Coleridge told his friend John Thelwall in 1796, "I build all my poetic pretensions on the Religious Musings"; Thelwall on the other hand found that its religious passages were "the very acme of...rant", and the whole poem was "infected with inflation & turgidity". Many modern critics find themselves between these two viewpoints, Richard Holmes writing that it adds "weight in every sense" to Poems on Various Subjects and that it belies that collection's true originality. It is such lyrics and conversation poems as "The Eolian Harp" and "Lines Written at Shurton Bars" that are seen as prefiguring the great works of Coleridge's maturity. Lawrence Hanson, for example, wrote that these "are saved by their spontaneity and lightness from the confusion of overmuch thought.
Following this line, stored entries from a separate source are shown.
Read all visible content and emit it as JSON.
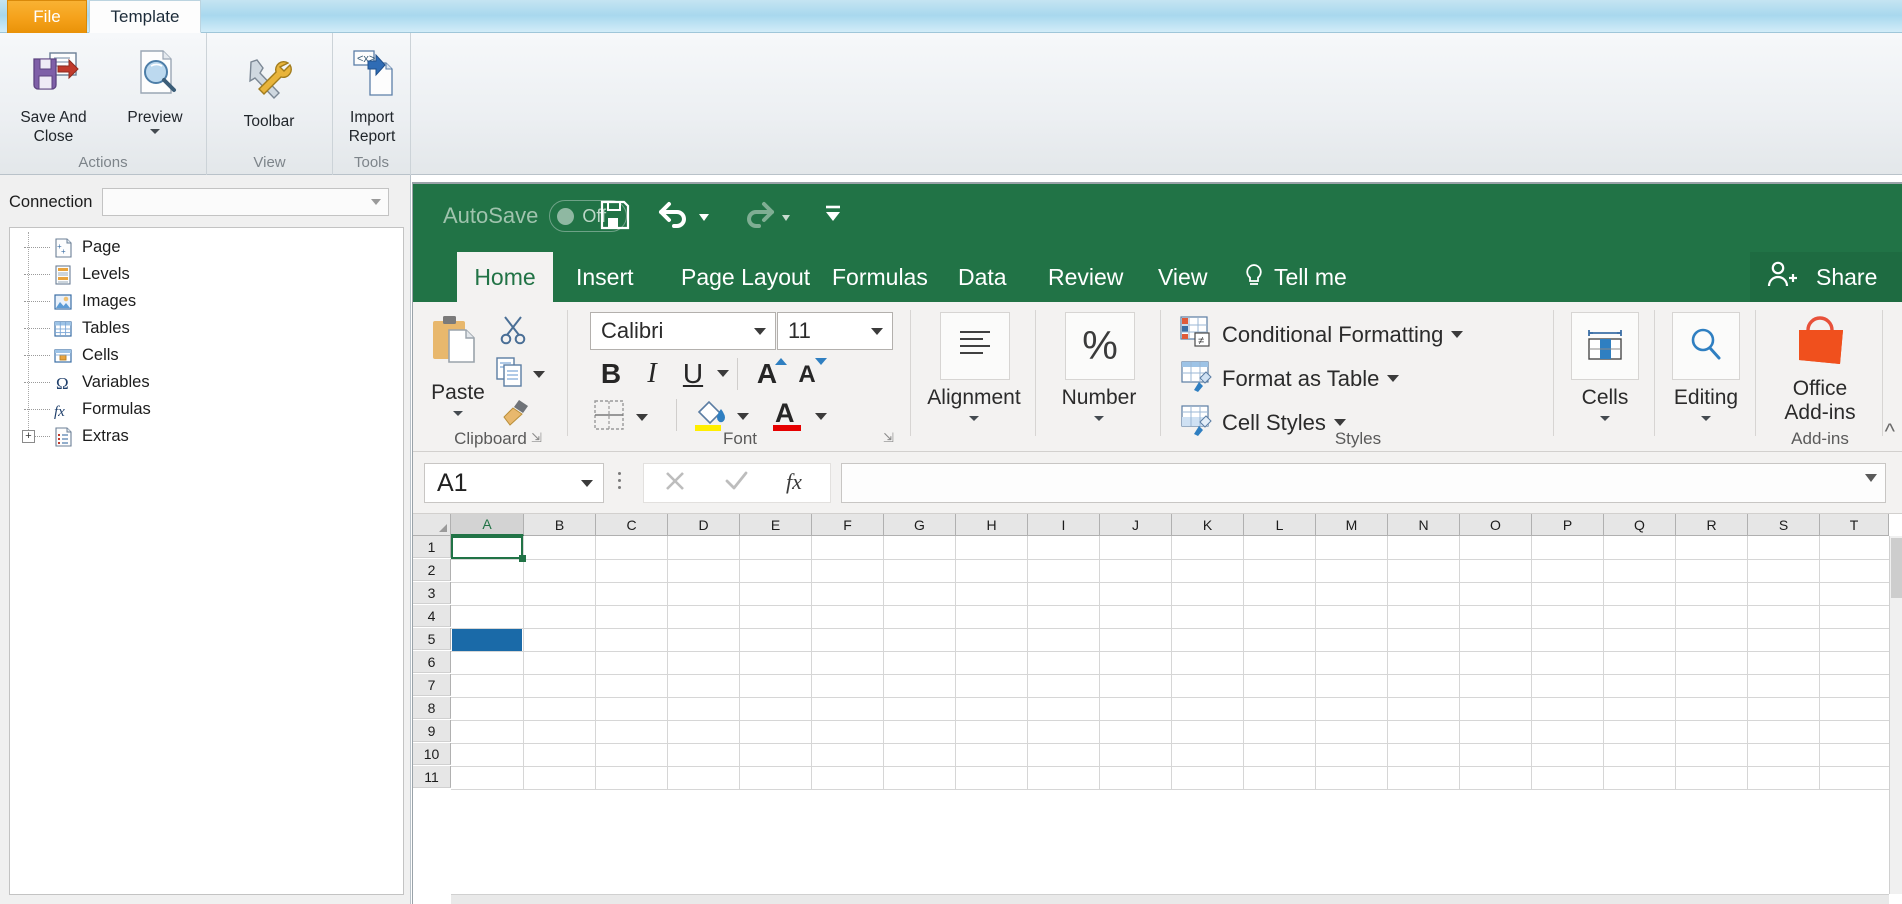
{
  "host": {
    "tabs": [
      {
        "id": "file",
        "label": "File"
      },
      {
        "id": "template",
        "label": "Template"
      }
    ],
    "groups": [
      {
        "id": "actions",
        "label": "Actions",
        "buttons": [
          {
            "id": "save-and-close",
            "label": "Save And\nClose",
            "label_line1": "Save And",
            "label_line2": "Close",
            "icon": "save-export-icon",
            "has_caret": false
          },
          {
            "id": "preview",
            "label": "Preview",
            "icon": "preview-magnifier-icon",
            "has_caret": true
          }
        ]
      },
      {
        "id": "view",
        "label": "View",
        "buttons": [
          {
            "id": "toolbar",
            "label": "Toolbar",
            "icon": "wrench-hammer-icon",
            "has_caret": false
          }
        ]
      },
      {
        "id": "tools",
        "label": "Tools",
        "buttons": [
          {
            "id": "import-report",
            "label_line1": "Import",
            "label_line2": "Report",
            "icon": "import-xml-icon",
            "has_caret": false
          }
        ]
      }
    ]
  },
  "leftpane": {
    "connection": {
      "label": "Connection",
      "value": "",
      "placeholder": ""
    },
    "tree": [
      {
        "label": "Page",
        "icon": "page-add-icon",
        "expandable": false
      },
      {
        "label": "Levels",
        "icon": "levels-icon",
        "expandable": false
      },
      {
        "label": "Images",
        "icon": "images-icon",
        "expandable": false
      },
      {
        "label": "Tables",
        "icon": "tables-icon",
        "expandable": false
      },
      {
        "label": "Cells",
        "icon": "cells-icon",
        "expandable": false
      },
      {
        "label": "Variables",
        "icon": "omega-icon",
        "expandable": false
      },
      {
        "label": "Formulas",
        "icon": "fx-icon",
        "expandable": false
      },
      {
        "label": "Extras",
        "icon": "extras-icon",
        "expandable": true,
        "expander": "+"
      }
    ]
  },
  "excel": {
    "titlebar": {
      "autosave_label": "AutoSave",
      "autosave_state": "Off",
      "quick_access": [
        {
          "id": "save",
          "icon": "floppy-save-icon",
          "caret": false
        },
        {
          "id": "undo",
          "icon": "undo-arrow-icon",
          "caret": true
        },
        {
          "id": "redo",
          "icon": "redo-arrow-icon",
          "caret": true
        },
        {
          "id": "customize-qat",
          "icon": "qat-overflow-icon",
          "caret": false
        }
      ]
    },
    "tabs": [
      {
        "id": "home",
        "label": "Home",
        "active": true
      },
      {
        "id": "insert",
        "label": "Insert",
        "active": false
      },
      {
        "id": "page-layout",
        "label": "Page Layout",
        "active": false
      },
      {
        "id": "formulas",
        "label": "Formulas",
        "active": false
      },
      {
        "id": "data",
        "label": "Data",
        "active": false
      },
      {
        "id": "review",
        "label": "Review",
        "active": false
      },
      {
        "id": "view",
        "label": "View",
        "active": false
      },
      {
        "id": "tell-me",
        "label": "Tell me",
        "active": false,
        "icon": "lightbulb-icon"
      }
    ],
    "share_label": "Share",
    "ribbon": {
      "clipboard": {
        "label": "Clipboard",
        "paste_label": "Paste",
        "cut_icon": "scissors-icon",
        "copy_icon": "copy-icon",
        "format_painter_icon": "format-painter-icon"
      },
      "font": {
        "label": "Font",
        "font_name": "Calibri",
        "font_size": "11",
        "bold": "B",
        "italic": "I",
        "underline": "U",
        "grow_font": "A",
        "shrink_font": "A",
        "borders_icon": "borders-icon",
        "fill_color_icon": "fill-color-icon",
        "font_color_icon": "font-color-icon"
      },
      "alignment": {
        "label": "Alignment",
        "icon": "align-lines-icon"
      },
      "number": {
        "label": "Number",
        "icon": "percent-icon",
        "symbol": "%"
      },
      "styles": {
        "label": "Styles",
        "items": [
          {
            "id": "conditional-formatting",
            "label": "Conditional Formatting",
            "icon": "conditional-formatting-icon"
          },
          {
            "id": "format-as-table",
            "label": "Format as Table",
            "icon": "format-as-table-icon"
          },
          {
            "id": "cell-styles",
            "label": "Cell Styles",
            "icon": "cell-styles-icon"
          }
        ]
      },
      "cells": {
        "label": "Cells",
        "icon": "cells-width-icon"
      },
      "editing": {
        "label": "Editing",
        "icon": "find-magnifier-icon"
      },
      "addins": {
        "label": "Add-ins",
        "button_line1": "Office",
        "button_line2": "Add-ins",
        "icon": "office-store-bag-icon"
      }
    },
    "formula_bar": {
      "name_box": "A1",
      "cancel_icon": "cancel-x-icon",
      "enter_icon": "enter-check-icon",
      "insert_function_icon": "fx-icon",
      "value": ""
    },
    "grid": {
      "columns": [
        "A",
        "B",
        "C",
        "D",
        "E",
        "F",
        "G",
        "H",
        "I",
        "J",
        "K",
        "L",
        "M",
        "N",
        "O",
        "P",
        "Q",
        "R",
        "S",
        "T"
      ],
      "rows": [
        "1",
        "2",
        "3",
        "4",
        "5",
        "6",
        "7",
        "8",
        "9",
        "10",
        "11"
      ],
      "selected_cell": "A1",
      "selected_column": "A",
      "filled_cells": [
        {
          "cell": "A5",
          "color": "#1a6aa8"
        }
      ]
    }
  },
  "colors": {
    "excel_green": "#217346",
    "excel_dark_green": "#1e6b41",
    "ribbon_bg": "#f3f2f1",
    "file_tab_orange": "#f5a11a",
    "host_tabstrip_blue": "#a8d8ee",
    "fill_blue": "#1a6aa8"
  }
}
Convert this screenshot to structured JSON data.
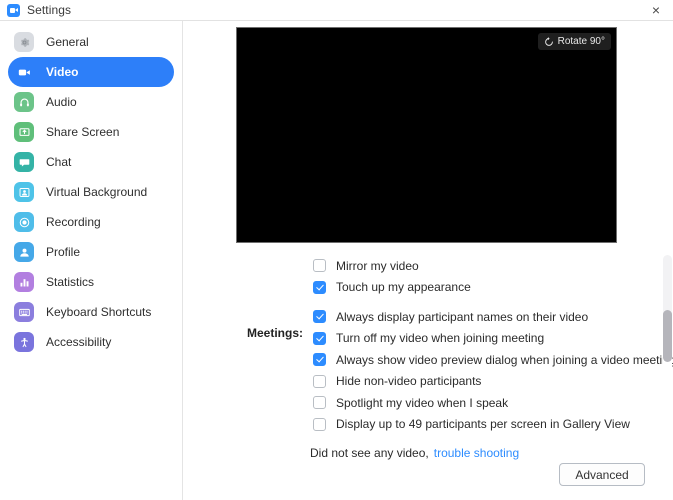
{
  "window": {
    "title": "Settings",
    "title_icon": "zoom-camera-icon",
    "close_label": "×"
  },
  "sidebar": {
    "items": [
      {
        "label": "General",
        "icon": "gear-icon",
        "color": "#d9dce1",
        "glyph": "#8a8f96",
        "active": false
      },
      {
        "label": "Video",
        "icon": "video-camera-icon",
        "color": "#ffffff",
        "glyph": "#2d7ff9",
        "active": true
      },
      {
        "label": "Audio",
        "icon": "headphones-icon",
        "color": "#6cc489",
        "glyph": "#ffffff",
        "active": false
      },
      {
        "label": "Share Screen",
        "icon": "screen-share-icon",
        "color": "#5fbf7a",
        "glyph": "#ffffff",
        "active": false
      },
      {
        "label": "Chat",
        "icon": "chat-bubble-icon",
        "color": "#34b3a6",
        "glyph": "#ffffff",
        "active": false
      },
      {
        "label": "Virtual Background",
        "icon": "person-frame-icon",
        "color": "#4ec3e8",
        "glyph": "#ffffff",
        "active": false
      },
      {
        "label": "Recording",
        "icon": "record-circle-icon",
        "color": "#4fbde9",
        "glyph": "#ffffff",
        "active": false
      },
      {
        "label": "Profile",
        "icon": "person-icon",
        "color": "#45a8e8",
        "glyph": "#ffffff",
        "active": false
      },
      {
        "label": "Statistics",
        "icon": "bar-chart-icon",
        "color": "#b27fe0",
        "glyph": "#ffffff",
        "active": false
      },
      {
        "label": "Keyboard Shortcuts",
        "icon": "keyboard-icon",
        "color": "#8b7ede",
        "glyph": "#ffffff",
        "active": false
      },
      {
        "label": "Accessibility",
        "icon": "accessibility-icon",
        "color": "#7a74dd",
        "glyph": "#ffffff",
        "active": false
      }
    ]
  },
  "video": {
    "preview_state": "black",
    "rotate_button": {
      "label": "Rotate 90°",
      "icon": "rotate-counterclockwise-icon"
    }
  },
  "options": {
    "group_label": "Meetings:",
    "items": [
      {
        "label": "Mirror my video",
        "checked": false,
        "group": false
      },
      {
        "label": "Touch up my appearance",
        "checked": true,
        "group": false
      },
      {
        "label": "Always display participant names on their video",
        "checked": true,
        "group": true
      },
      {
        "label": "Turn off my video when joining meeting",
        "checked": true,
        "group": false
      },
      {
        "label": "Always show video preview dialog when joining a video meeting",
        "checked": true,
        "group": false
      },
      {
        "label": "Hide non-video participants",
        "checked": false,
        "group": false
      },
      {
        "label": "Spotlight my video when I speak",
        "checked": false,
        "group": false
      },
      {
        "label": "Display up to 49 participants per screen in Gallery View",
        "checked": false,
        "group": false
      }
    ]
  },
  "trouble": {
    "static_text": "Did not see any video,",
    "link_text": "trouble shooting"
  },
  "footer": {
    "advanced_label": "Advanced"
  },
  "colors": {
    "accent": "#2d8cff",
    "active_nav": "#2d7ff9",
    "link": "#2d8cff",
    "scroll_thumb": "#b5b5bb"
  }
}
They contain hints of the sensuous mysticism, the delicate precision of imagery, in which Coleridge was to excel." Some critics have voiced their surprise at Coleridge's inclusion policy, pointing out that "To the River Otter" and "Reflections on Having Left a Place of Retirement" do not appear in the 1796 edition; likewise that the 1803 edition leaves out Kubla Khan, Christabel, This Lime-Tree Bower My Prison, Frost at Midnight, Fears in Solitude, France: An Ode, and Dejection: An Ode, all of which had at that date appeared only in pamphlets or newspapers.